Coulter worked on Letterman’s show for nearly 20 years
Alan Coulter, the announcer who introduced David Letterman for most of his run on “The Late Show,” has died. He was 78 years old.
Coulter was the voice behind the acclaimed late-night program since 1995, nearly two years after Letterman moved from NBC to CBS, and continued with the show until he stepped down as host in 2015.
Coulter’s wife Peggy confirmed the news of his death to The Hollywood Reporter, noting that he died at Stamford Hospital in Connecticut. Meanwhile, Rabbi Joshua Hammerman of Beth El, Connecticut, also confirmed in a statement to Deadline that he had died.
‘My Big Fat Greek Wedding’ cast reunites, honors late star Michael Constantine
The red-headed comedian was perhaps best known for his distinctive voice, which he used every night to introduce himself not only to Letterman but also to his guests. In addition, he often participated in comedy sketches such as “Alan Coulter’s Celebrity Interview” after Letterman finished interviewing his guests. time limit notes that the fan-favorite will also use his droll humor to vent anger or bitterness at the host, omitting profanity and forcing the host to act as if his own show has been derailed.
“When our 15-year-old announcer Bill Wendell retired, producer Robert Morton came into my office with an audiotape of several announcers auditioning. Alan had the first and only voice we heard. We knew he would be our choice. ,” Letterman said in a statement (via) Diversity) “And whatever, we’ve always had the best announcer in television. Amazing voice and an eagerness to play a goofy character of his own. Did I mention he could sing? Yes he could. He excitedly did it. All done. Very sad day, but many great memories.”

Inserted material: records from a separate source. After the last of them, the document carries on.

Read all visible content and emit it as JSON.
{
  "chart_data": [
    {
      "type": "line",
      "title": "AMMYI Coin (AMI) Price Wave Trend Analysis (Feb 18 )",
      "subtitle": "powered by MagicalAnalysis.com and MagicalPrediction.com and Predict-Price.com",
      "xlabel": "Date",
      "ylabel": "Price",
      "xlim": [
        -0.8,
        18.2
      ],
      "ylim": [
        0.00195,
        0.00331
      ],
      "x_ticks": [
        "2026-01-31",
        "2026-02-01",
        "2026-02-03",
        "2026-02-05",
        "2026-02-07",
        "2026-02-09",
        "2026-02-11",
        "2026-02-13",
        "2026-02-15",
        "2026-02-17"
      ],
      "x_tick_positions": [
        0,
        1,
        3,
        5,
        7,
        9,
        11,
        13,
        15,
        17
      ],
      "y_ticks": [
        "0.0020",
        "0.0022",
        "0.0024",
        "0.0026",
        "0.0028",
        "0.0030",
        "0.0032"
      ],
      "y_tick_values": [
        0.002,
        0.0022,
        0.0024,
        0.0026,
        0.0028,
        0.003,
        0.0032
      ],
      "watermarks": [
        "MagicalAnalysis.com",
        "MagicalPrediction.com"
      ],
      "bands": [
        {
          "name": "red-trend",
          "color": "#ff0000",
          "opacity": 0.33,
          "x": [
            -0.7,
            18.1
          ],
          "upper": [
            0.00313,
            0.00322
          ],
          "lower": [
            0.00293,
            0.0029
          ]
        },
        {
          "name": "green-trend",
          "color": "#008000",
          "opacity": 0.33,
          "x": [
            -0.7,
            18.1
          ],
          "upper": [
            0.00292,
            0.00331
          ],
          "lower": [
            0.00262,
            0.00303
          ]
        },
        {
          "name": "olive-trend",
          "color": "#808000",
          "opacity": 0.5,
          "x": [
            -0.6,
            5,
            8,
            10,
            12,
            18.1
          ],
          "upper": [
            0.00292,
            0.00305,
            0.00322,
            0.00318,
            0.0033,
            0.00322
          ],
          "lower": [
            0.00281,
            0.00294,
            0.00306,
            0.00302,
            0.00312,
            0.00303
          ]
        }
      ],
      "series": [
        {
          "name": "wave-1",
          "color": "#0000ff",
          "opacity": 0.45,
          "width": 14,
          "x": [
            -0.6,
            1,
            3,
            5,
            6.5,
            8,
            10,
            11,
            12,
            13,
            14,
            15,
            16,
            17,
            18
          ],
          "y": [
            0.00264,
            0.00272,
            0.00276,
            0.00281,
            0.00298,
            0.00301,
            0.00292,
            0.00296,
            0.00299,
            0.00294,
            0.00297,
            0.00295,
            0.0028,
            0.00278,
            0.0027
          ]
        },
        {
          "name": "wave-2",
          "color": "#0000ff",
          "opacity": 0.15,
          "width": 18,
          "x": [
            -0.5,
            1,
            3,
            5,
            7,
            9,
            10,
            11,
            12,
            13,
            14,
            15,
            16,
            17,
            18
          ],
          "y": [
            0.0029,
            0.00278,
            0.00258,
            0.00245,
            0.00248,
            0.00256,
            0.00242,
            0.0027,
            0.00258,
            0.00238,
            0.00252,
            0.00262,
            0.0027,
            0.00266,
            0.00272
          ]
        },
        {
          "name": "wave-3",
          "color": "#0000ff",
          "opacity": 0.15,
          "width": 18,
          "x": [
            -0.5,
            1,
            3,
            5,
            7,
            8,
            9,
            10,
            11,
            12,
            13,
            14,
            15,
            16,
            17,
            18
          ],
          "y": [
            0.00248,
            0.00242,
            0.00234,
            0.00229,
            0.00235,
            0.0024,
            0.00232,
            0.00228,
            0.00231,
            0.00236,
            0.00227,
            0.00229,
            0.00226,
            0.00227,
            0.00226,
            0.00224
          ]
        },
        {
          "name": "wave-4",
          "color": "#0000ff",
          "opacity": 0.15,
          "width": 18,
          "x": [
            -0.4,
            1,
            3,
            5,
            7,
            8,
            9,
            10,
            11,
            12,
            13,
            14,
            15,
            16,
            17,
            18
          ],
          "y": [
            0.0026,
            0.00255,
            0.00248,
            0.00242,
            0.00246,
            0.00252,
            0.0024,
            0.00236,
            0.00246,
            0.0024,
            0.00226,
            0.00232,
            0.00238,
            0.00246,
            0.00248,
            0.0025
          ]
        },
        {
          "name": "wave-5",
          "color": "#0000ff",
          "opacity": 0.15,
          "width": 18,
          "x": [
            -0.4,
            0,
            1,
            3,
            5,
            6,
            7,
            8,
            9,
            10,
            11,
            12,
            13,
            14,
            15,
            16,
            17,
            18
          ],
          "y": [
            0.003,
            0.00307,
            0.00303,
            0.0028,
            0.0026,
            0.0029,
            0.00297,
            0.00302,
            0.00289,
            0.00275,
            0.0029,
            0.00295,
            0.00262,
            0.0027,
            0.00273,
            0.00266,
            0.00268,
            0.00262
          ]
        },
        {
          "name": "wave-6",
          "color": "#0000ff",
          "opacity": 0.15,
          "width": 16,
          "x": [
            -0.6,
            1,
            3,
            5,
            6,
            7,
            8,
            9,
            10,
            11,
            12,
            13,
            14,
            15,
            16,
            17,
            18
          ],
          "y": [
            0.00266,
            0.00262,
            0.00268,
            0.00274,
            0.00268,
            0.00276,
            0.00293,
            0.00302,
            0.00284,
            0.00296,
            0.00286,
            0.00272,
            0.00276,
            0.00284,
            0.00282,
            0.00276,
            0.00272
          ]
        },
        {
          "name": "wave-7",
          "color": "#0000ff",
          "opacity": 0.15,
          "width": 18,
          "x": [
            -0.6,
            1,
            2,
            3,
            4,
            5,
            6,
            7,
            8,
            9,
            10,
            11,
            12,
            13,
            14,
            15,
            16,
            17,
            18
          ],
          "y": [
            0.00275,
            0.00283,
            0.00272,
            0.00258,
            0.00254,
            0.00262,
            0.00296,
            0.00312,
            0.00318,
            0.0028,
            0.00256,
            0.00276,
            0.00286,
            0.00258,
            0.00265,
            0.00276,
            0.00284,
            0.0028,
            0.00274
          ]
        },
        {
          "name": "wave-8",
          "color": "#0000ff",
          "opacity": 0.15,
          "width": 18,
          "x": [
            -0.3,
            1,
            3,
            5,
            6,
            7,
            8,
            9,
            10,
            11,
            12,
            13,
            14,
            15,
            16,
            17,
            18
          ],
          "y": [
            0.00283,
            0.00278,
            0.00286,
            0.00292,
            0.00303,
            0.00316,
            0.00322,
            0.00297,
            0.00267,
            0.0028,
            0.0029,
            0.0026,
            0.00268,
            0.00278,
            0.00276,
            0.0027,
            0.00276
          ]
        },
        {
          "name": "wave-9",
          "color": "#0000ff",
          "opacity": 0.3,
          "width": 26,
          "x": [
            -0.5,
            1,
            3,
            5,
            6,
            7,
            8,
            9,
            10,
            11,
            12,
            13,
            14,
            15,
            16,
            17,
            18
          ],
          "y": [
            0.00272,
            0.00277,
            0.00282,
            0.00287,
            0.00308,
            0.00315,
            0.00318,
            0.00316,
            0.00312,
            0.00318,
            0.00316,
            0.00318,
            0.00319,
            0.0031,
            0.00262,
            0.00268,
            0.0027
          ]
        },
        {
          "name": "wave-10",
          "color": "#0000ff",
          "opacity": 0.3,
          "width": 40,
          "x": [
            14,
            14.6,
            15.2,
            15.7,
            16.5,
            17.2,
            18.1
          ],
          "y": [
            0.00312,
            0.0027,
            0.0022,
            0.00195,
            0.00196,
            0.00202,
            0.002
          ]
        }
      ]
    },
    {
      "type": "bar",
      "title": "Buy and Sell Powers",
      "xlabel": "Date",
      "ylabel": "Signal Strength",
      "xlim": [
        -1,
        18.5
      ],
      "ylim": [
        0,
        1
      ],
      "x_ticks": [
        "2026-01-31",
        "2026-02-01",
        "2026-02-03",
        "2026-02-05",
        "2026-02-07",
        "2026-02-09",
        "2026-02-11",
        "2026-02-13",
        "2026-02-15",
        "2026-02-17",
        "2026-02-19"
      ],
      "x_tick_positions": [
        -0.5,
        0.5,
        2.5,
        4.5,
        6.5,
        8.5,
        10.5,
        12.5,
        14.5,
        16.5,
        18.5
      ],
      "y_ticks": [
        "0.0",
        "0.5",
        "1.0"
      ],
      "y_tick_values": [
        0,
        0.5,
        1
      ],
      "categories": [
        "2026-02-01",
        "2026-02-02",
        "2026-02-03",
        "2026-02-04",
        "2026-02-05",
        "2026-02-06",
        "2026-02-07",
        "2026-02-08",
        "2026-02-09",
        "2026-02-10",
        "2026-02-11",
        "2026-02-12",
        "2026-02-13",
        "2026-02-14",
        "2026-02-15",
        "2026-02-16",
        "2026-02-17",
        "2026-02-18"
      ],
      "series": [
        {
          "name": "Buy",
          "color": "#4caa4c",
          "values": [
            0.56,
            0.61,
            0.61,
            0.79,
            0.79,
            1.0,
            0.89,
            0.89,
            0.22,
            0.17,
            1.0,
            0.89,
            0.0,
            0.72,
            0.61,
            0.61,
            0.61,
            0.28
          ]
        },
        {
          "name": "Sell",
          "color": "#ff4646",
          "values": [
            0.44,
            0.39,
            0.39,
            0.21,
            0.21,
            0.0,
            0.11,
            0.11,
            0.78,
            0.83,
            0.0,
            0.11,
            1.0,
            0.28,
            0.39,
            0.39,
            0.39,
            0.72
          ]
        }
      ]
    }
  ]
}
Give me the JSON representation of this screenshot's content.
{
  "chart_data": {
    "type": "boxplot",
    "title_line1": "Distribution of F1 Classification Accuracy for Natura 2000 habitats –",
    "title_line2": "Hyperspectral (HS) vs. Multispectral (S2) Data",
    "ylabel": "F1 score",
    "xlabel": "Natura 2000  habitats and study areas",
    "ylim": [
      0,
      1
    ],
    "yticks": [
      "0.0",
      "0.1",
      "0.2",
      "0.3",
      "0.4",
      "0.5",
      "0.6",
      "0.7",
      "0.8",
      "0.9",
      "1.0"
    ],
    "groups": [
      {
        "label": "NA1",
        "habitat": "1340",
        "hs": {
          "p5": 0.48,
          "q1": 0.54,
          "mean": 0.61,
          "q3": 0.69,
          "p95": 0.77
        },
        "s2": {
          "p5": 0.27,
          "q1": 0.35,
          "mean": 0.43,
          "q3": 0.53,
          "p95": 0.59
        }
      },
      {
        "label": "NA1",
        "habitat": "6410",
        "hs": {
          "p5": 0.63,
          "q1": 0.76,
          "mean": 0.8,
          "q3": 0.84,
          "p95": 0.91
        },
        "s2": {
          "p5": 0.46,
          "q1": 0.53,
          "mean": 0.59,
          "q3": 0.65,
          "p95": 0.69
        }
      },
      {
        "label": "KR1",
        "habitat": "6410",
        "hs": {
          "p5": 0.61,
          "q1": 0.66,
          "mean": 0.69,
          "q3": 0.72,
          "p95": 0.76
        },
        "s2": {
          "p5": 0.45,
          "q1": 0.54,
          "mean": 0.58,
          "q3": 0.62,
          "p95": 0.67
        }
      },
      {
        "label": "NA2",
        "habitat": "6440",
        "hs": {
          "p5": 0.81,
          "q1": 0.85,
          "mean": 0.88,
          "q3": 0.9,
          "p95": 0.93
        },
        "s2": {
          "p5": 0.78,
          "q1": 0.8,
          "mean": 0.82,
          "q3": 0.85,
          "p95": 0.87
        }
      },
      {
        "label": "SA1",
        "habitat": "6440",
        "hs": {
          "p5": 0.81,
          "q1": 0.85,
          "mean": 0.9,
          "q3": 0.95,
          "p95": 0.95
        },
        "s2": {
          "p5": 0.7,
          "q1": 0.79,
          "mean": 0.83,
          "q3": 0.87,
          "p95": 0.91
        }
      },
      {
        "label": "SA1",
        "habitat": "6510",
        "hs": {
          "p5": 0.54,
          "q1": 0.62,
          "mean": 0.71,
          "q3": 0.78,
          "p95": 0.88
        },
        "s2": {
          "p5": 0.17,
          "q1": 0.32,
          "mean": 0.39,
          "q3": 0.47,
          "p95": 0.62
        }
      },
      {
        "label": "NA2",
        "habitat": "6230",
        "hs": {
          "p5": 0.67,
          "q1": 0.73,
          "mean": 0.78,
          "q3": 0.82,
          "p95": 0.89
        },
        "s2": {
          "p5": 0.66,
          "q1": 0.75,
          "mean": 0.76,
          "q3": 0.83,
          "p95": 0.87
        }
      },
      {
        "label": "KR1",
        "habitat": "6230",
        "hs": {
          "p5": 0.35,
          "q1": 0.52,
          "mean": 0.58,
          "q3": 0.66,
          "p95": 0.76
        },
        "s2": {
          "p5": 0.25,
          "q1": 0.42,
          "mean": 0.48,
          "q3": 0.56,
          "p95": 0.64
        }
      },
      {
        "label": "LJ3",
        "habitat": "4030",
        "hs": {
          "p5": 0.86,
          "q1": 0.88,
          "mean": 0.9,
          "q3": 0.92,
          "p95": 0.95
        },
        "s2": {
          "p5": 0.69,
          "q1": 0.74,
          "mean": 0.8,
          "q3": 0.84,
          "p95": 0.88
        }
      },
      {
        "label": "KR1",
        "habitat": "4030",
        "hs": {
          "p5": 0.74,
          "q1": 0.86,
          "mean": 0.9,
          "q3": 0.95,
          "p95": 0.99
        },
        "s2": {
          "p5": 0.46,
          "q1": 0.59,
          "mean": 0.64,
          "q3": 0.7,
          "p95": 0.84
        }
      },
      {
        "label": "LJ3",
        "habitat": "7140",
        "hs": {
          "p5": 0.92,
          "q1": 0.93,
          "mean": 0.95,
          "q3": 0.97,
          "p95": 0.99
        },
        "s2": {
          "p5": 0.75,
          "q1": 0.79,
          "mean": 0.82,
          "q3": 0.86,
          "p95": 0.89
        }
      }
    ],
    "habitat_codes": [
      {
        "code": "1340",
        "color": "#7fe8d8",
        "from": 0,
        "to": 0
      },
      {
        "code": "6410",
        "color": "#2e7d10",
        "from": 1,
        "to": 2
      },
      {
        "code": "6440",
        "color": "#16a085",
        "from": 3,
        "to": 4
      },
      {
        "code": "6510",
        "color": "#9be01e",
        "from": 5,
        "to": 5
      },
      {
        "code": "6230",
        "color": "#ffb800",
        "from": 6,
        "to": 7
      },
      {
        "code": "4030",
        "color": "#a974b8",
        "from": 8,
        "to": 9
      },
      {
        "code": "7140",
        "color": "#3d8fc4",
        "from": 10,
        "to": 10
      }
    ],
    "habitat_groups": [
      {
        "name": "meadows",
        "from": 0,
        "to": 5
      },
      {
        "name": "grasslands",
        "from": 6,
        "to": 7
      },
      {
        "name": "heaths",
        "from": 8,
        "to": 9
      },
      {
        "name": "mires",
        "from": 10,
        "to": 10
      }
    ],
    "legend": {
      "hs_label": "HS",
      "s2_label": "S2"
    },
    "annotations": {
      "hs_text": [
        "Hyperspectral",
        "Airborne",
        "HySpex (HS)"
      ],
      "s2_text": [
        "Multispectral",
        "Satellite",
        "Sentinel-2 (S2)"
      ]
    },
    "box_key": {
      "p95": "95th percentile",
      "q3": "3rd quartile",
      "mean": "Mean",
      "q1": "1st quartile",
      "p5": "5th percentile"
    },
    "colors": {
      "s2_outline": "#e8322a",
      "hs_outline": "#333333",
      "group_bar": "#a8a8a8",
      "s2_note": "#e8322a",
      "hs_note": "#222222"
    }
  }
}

‘Bridgeton’ writer Julia Quinn’s father and sister die in car accident
Hollywood Reporter Note that he was born in 1943 in Brooklyn and raised in New York communities such as Little Neck and Cedarhurst. He graduated from Hobart College in Geneva, NY before attending law school at New York University. Appropriately, he taught public speaking and English to high school students on Long Island before starting his broadcasting career.
He reportedly worked as an announcer on game shows such as “To Tell the Truth,” “The $25,000 Pyramid” and “The Money Maze.” His unique voice can also be recognized from countless commercials, including a brief stint as the voice of the Michelin Man.
The outlet reports that he is survived by his wife and daughters Lauren and Diana, as well as their grandchildren, Samantha, Ethan, Jordan, Isabel and Owen. He also has a brother named Gary.